This study examined the 1-yr reliability and construct validity of survey items relating to time spent on muscle-strengthening exercise (MSE) in a subset of a large prospective cohort.
Participants (n = 293 men, 433 women; age, 32–73 yr) were selected from the Cancer Prevention Study-3. Information was collected using a 1-yr presurvey and postsurvey and four 7-d diaries throughout the year. The presurvey and postsurveys collected time spent on MSE in two ways: one question captured MSE activities performed during a typical 24-h period (24-h survey), and another question captured leisure-time physical activities performed in hours per week and months per year (LTPA survey). Time spent on MSE using the LTPA survey was calculated for individual MSE items and summed for total MSE time. One-year reliability was assessed by comparing the responses between the presurvey and postsurvey using Spearman’s correlation coefficients. Construct validity was assessed by computing Spearman’s correlation coefficients between responses from the postsurvey items and the diary. Additional analyses were conducted to examine whether reliability or validity varied by sociodemographic factors.

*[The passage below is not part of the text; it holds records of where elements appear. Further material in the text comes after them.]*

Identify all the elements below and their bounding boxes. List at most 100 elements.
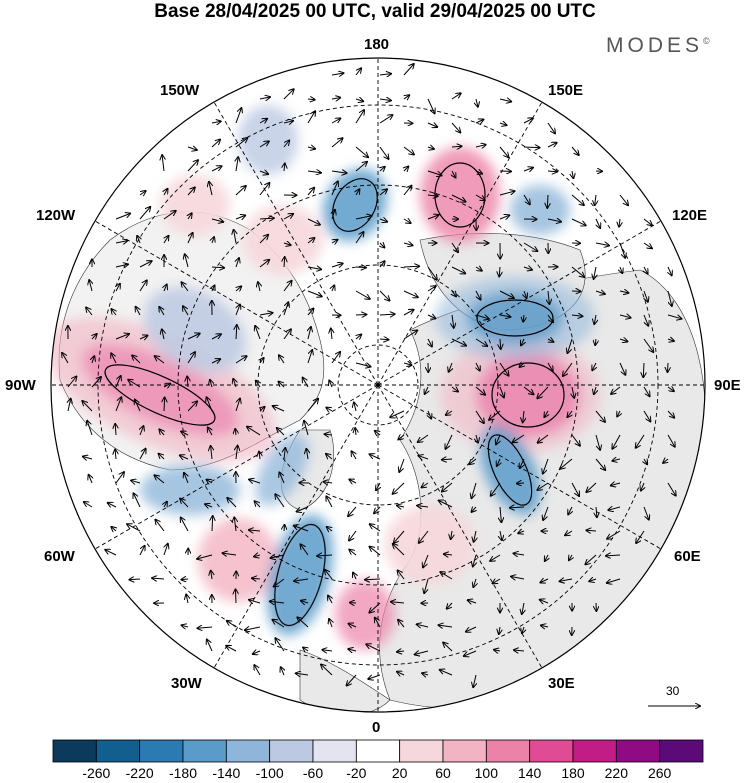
wind-arrow bbox=[379, 314, 395, 315]
wind-arrow bbox=[476, 434, 478, 443]
wind-arrow bbox=[324, 482, 333, 483]
wind-arrow bbox=[404, 167, 408, 172]
wind-arrow bbox=[184, 473, 188, 484]
wind-arrow bbox=[115, 241, 127, 243]
wind-arrow bbox=[211, 267, 224, 268]
wind-arrow bbox=[281, 667, 284, 676]
wind-arrow bbox=[329, 381, 332, 388]
wind-arrow bbox=[596, 506, 597, 517]
wind-arrow bbox=[183, 306, 189, 316]
wind-arrow bbox=[513, 434, 525, 442]
wind-arrow bbox=[476, 98, 478, 107]
wind-arrow bbox=[403, 146, 414, 155]
wind-arrow bbox=[475, 267, 482, 271]
wind-arrow bbox=[164, 236, 169, 244]
anomaly-neg-9 bbox=[255, 433, 309, 507]
wind-arrow bbox=[284, 257, 285, 268]
wind-arrow bbox=[187, 147, 197, 150]
wind-arrow bbox=[211, 121, 221, 123]
wind-arrow bbox=[464, 650, 477, 656]
wind-arrow bbox=[475, 386, 485, 395]
wind-arrow bbox=[227, 498, 237, 508]
wind-arrow bbox=[523, 267, 532, 270]
wind-arrow bbox=[187, 233, 193, 244]
wind-arrow bbox=[379, 115, 393, 124]
wind-arrow bbox=[586, 482, 597, 492]
wind-arrow bbox=[236, 446, 238, 460]
wind-arrow bbox=[547, 194, 548, 208]
wind-arrow bbox=[499, 146, 509, 157]
wind-arrow bbox=[428, 410, 431, 419]
wind-arrow bbox=[92, 356, 94, 364]
wind-arrow bbox=[331, 264, 343, 268]
wind-arrow bbox=[571, 194, 584, 205]
wind-arrow bbox=[68, 399, 71, 412]
wind-arrow bbox=[544, 410, 548, 417]
wind-arrow bbox=[236, 305, 240, 316]
wind-arrow bbox=[207, 480, 213, 483]
wind-arrow bbox=[327, 527, 332, 531]
wind-arrow bbox=[136, 307, 140, 316]
wind-arrow bbox=[390, 410, 405, 417]
wind-arrow bbox=[210, 380, 212, 388]
wind-arrow bbox=[427, 266, 437, 280]
wind-arrow bbox=[500, 530, 502, 540]
wind-arrow bbox=[235, 138, 247, 148]
wind-arrow bbox=[308, 327, 311, 340]
wind-arrow bbox=[643, 218, 652, 225]
wind-arrow bbox=[619, 339, 627, 342]
wind-arrow bbox=[164, 189, 168, 196]
wind-arrow bbox=[132, 355, 141, 364]
wind-arrow bbox=[352, 451, 357, 460]
wind-arrow bbox=[279, 382, 285, 388]
wind-arrow bbox=[134, 493, 141, 508]
wind-arrow bbox=[475, 315, 489, 319]
wind-arrow bbox=[589, 579, 597, 581]
wind-arrow bbox=[499, 626, 500, 634]
wind-arrow bbox=[379, 74, 391, 75]
wind-arrow bbox=[475, 145, 486, 147]
wind-arrow bbox=[511, 577, 525, 580]
wind-arrow bbox=[595, 434, 600, 450]
wind-arrow bbox=[449, 362, 452, 372]
wind-arrow bbox=[451, 93, 461, 100]
wind-arrow bbox=[326, 496, 333, 508]
wind-arrow bbox=[155, 475, 165, 484]
anomaly-pos-4 bbox=[198, 518, 278, 602]
wind-arrow bbox=[571, 434, 580, 446]
colorbar-swatch bbox=[52, 739, 97, 763]
wind-arrow bbox=[440, 572, 453, 580]
wind-arrow bbox=[379, 189, 387, 196]
wind-arrow bbox=[187, 334, 200, 340]
wind-vectors bbox=[62, 64, 681, 687]
wind-arrow bbox=[180, 499, 189, 508]
wind-arrow bbox=[451, 530, 452, 539]
wind-arrow bbox=[326, 408, 333, 411]
wind-arrow bbox=[380, 167, 385, 171]
wind-arrow bbox=[403, 330, 417, 340]
wind-arrow bbox=[187, 188, 195, 196]
wind-arrow bbox=[608, 507, 621, 510]
wind-arrow bbox=[417, 624, 429, 627]
wind-arrow bbox=[236, 325, 237, 340]
wind-arrow bbox=[494, 650, 501, 651]
wind-arrow bbox=[155, 356, 165, 364]
wind-arrow bbox=[260, 407, 265, 411]
wind-arrow bbox=[355, 290, 370, 299]
wind-arrow bbox=[418, 434, 429, 442]
wind-arrow bbox=[376, 482, 380, 490]
wind-arrow bbox=[490, 554, 501, 561]
wind-arrow bbox=[115, 334, 129, 340]
wind-arrow bbox=[424, 578, 429, 593]
wind-arrow bbox=[446, 411, 453, 415]
wind-arrow bbox=[115, 397, 121, 412]
wind-arrow bbox=[355, 99, 363, 101]
wind-arrow bbox=[115, 264, 128, 267]
wind-arrow bbox=[331, 171, 347, 173]
wind-arrow bbox=[328, 596, 332, 604]
wind-arrow bbox=[283, 329, 291, 340]
wind-arrow bbox=[349, 530, 357, 541]
wind-arrow bbox=[307, 350, 312, 364]
wind-arrow bbox=[537, 482, 549, 490]
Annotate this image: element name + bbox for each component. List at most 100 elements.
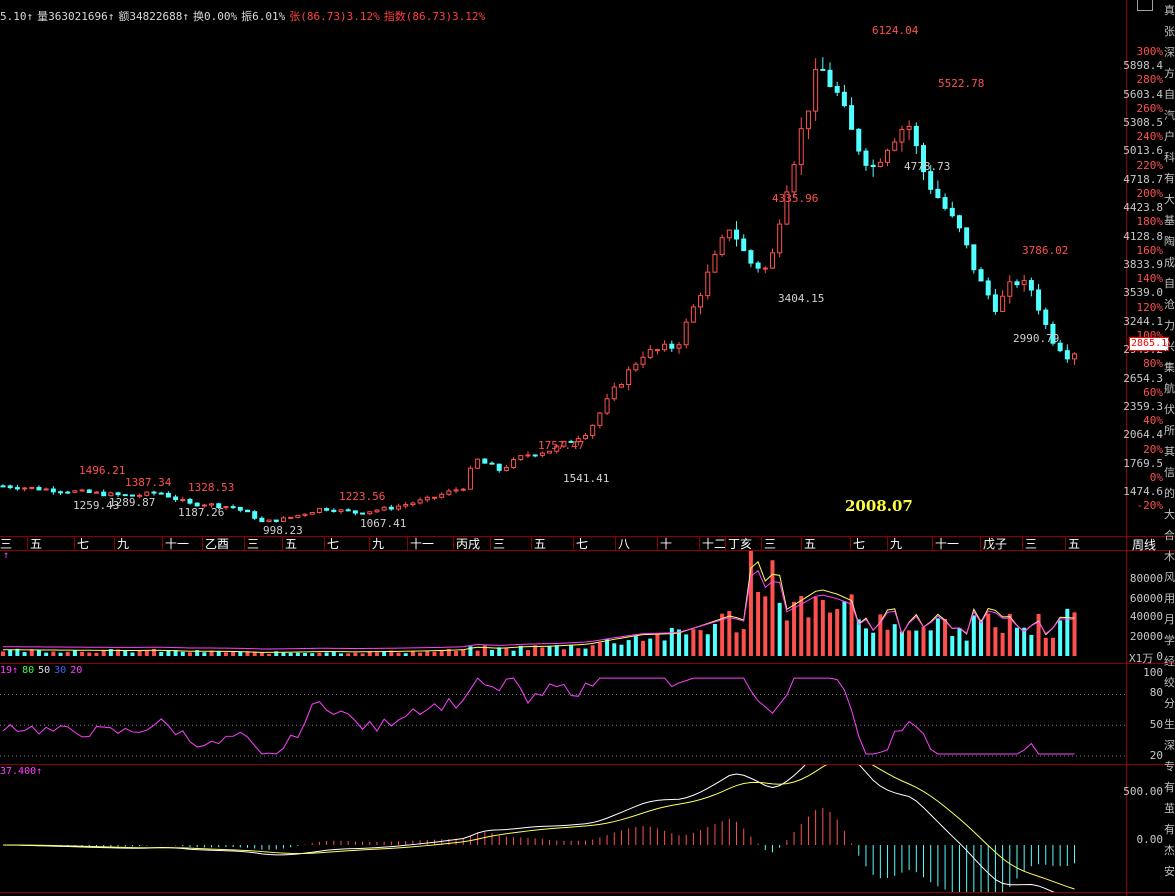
side-strip-char: 风 (1164, 571, 1175, 584)
candle-down (360, 512, 366, 515)
candle-up (654, 349, 660, 352)
price-annotation: 1496.21 (79, 464, 126, 477)
candle-up (626, 369, 632, 386)
volume-bar (281, 652, 286, 656)
side-strip-char: 张 (1164, 25, 1175, 38)
candle-down (1036, 289, 1042, 311)
candle-down (734, 229, 740, 240)
volume-bar (223, 652, 228, 656)
candle-up (29, 486, 35, 489)
volume-bar (540, 647, 545, 656)
volume-bar (475, 650, 480, 656)
volume-ma-short (2, 560, 1075, 653)
axis-pct-label: 300% (1136, 45, 1164, 58)
candle-up (539, 452, 545, 456)
candle-up (712, 253, 718, 273)
candle-down (827, 69, 833, 88)
time-axis-label: 五 (285, 537, 298, 551)
window-corner-button[interactable] (1137, 0, 1153, 11)
side-strip-char: 所 (1164, 424, 1175, 437)
volume-bar (317, 652, 322, 656)
candle-up (201, 504, 207, 507)
time-axis-label: 八 (618, 537, 631, 551)
volume-bar (569, 644, 574, 656)
volume-bar (137, 650, 142, 656)
time-axis-label: 戊子 (983, 537, 1008, 551)
candle-down (187, 498, 193, 504)
candle-up (209, 503, 215, 506)
volume-header: ↑ (3, 550, 10, 561)
volume-chart[interactable] (0, 551, 1126, 663)
price-annotation: 3786.02 (1022, 244, 1069, 257)
axis-pct-label: 220% (1136, 158, 1164, 172)
kdj-header-item: 80 (22, 665, 35, 676)
price-annotation: 1541.41 (563, 472, 610, 485)
volume-bar (15, 648, 20, 656)
time-axis-tick (980, 537, 981, 550)
info-item: 指数(86.73)3.12% (383, 10, 486, 23)
candle-up (554, 445, 560, 452)
volume-bar (518, 645, 523, 656)
candle-up (662, 343, 668, 351)
volume-bar (676, 629, 681, 656)
volume-bar (425, 650, 430, 656)
volume-bar (662, 640, 667, 656)
candle-down (971, 244, 977, 271)
kdj-chart[interactable] (0, 664, 1126, 764)
time-axis-tick (282, 537, 283, 550)
volume-bar (849, 594, 854, 656)
volume-bar (72, 650, 77, 656)
candle-down (935, 188, 941, 199)
kdj-header-item: 19↑ (0, 665, 19, 676)
volume-bar (432, 651, 437, 656)
axis-price-label: 3244.1 (1123, 314, 1163, 328)
volume-bar (784, 620, 789, 656)
kdj-axis-label: 100 (1143, 666, 1163, 679)
volume-bar (87, 652, 92, 656)
kdj-axis-label: 80 (1149, 686, 1163, 699)
candle-down (36, 486, 42, 491)
candle-down (0, 485, 6, 488)
side-strip-char: 真 (1164, 4, 1175, 17)
volume-unit-label: X1万 (1129, 652, 1154, 665)
candle-down (920, 145, 926, 173)
candle-down (1028, 280, 1034, 291)
volume-bar (748, 551, 753, 656)
volume-bar (130, 652, 135, 656)
candle-up (475, 458, 481, 469)
volume-bar (712, 623, 717, 656)
candle-up (108, 492, 114, 497)
volume-bar (252, 651, 257, 656)
volume-bar (108, 649, 113, 656)
macd-dea-line (2, 765, 1075, 890)
kdj-axis-label: 50 (1149, 718, 1163, 731)
candle-up (726, 229, 732, 239)
candle-up (892, 141, 898, 151)
axis-price-label: 5603.4 (1123, 87, 1163, 101)
axis-price-label: 4718.7 (1123, 172, 1163, 186)
time-axis-label: 七 (853, 537, 866, 551)
time-axis-label: 九 (890, 537, 903, 551)
candlestick-chart[interactable] (0, 25, 1126, 535)
volume-bar (295, 652, 300, 656)
time-axis-label: 五 (30, 537, 43, 551)
volume-bar (727, 611, 732, 656)
volume-bar (734, 632, 739, 656)
date-tag: 2008.07 (845, 497, 913, 515)
period-button[interactable]: 周线 (1132, 538, 1157, 552)
time-axis-label: 三 (1025, 537, 1038, 551)
time-axis-tick (453, 537, 454, 550)
time-axis-tick (801, 537, 802, 550)
side-info-strip: 真张深方自汽户科有大基陶成自沧力兴集航伏所其信的大合木风用月学经绞分生深专有茧有… (1164, 0, 1175, 896)
side-strip-char: 大 (1164, 508, 1175, 521)
time-axis-label: 丙戌 (456, 537, 481, 551)
time-axis-tick (615, 537, 616, 550)
macd-chart[interactable] (0, 765, 1126, 892)
volume-bar (770, 560, 775, 656)
candle-up (302, 513, 308, 516)
volume-bar (605, 639, 610, 656)
candle-up (690, 306, 696, 323)
candle-up (503, 466, 509, 471)
axis-pct-label: 0% (1149, 471, 1163, 484)
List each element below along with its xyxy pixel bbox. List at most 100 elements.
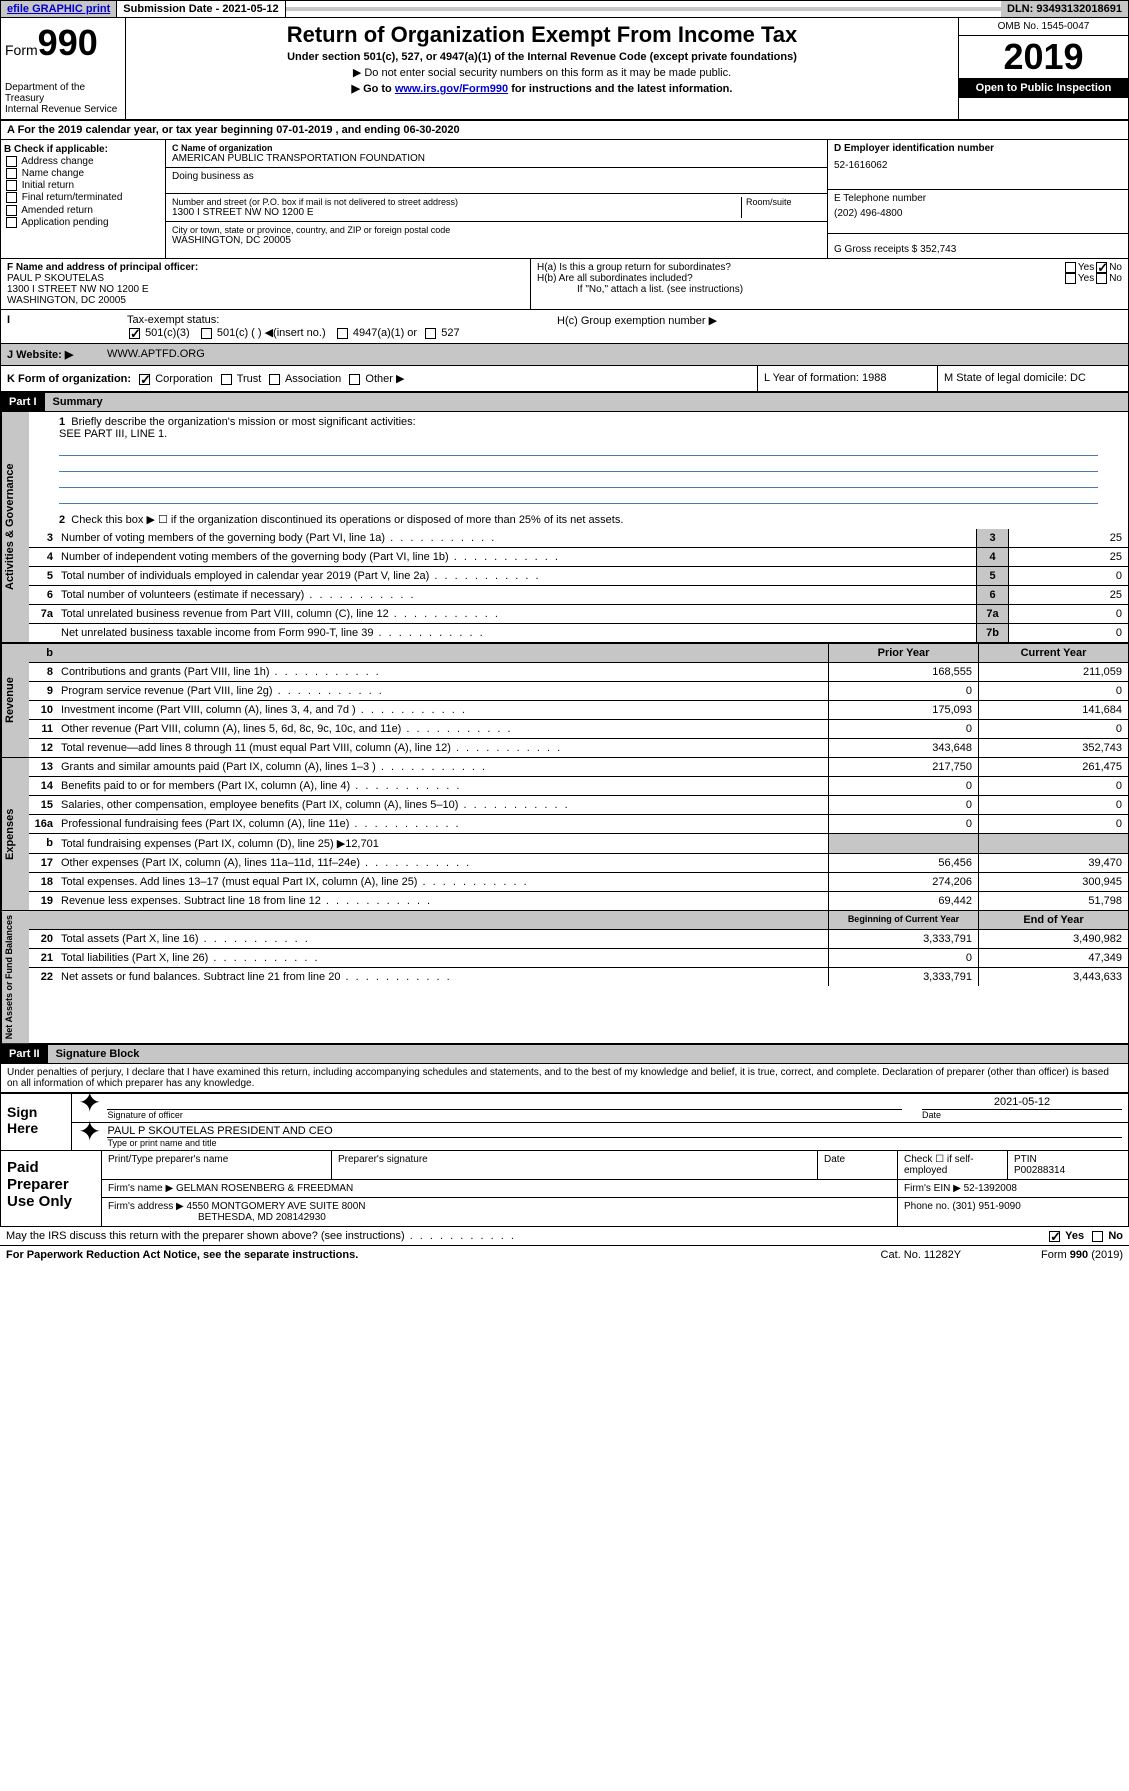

Reliability estimates for all MSE items were moderate (≥0.40) or strong (≥0.60) overall and across demographic strata. Reliability estimates were strongest for total MSE on the LTPA survey (Spearman ρ = 0.75; 95% confidence interval (CI), 0.71–0.78) compared with the 24-h survey (0.59; 95% CI, 0.54–0.64). In contrast, the validity estimates were similarly strong for the total MSE on the LTPA survey (Spearman ρ = 0.71; 95% CI, 0.67–0.75) and the 24-h survey (Spearman ρ = 0.68; 95% CI, 0.64–0.72).
The CPS-3 surveys have acceptable 1-yr reliability and validity for self-reported time spent on MSE. Reliability and validity estimates are acceptable across all sociodemographic subgroups.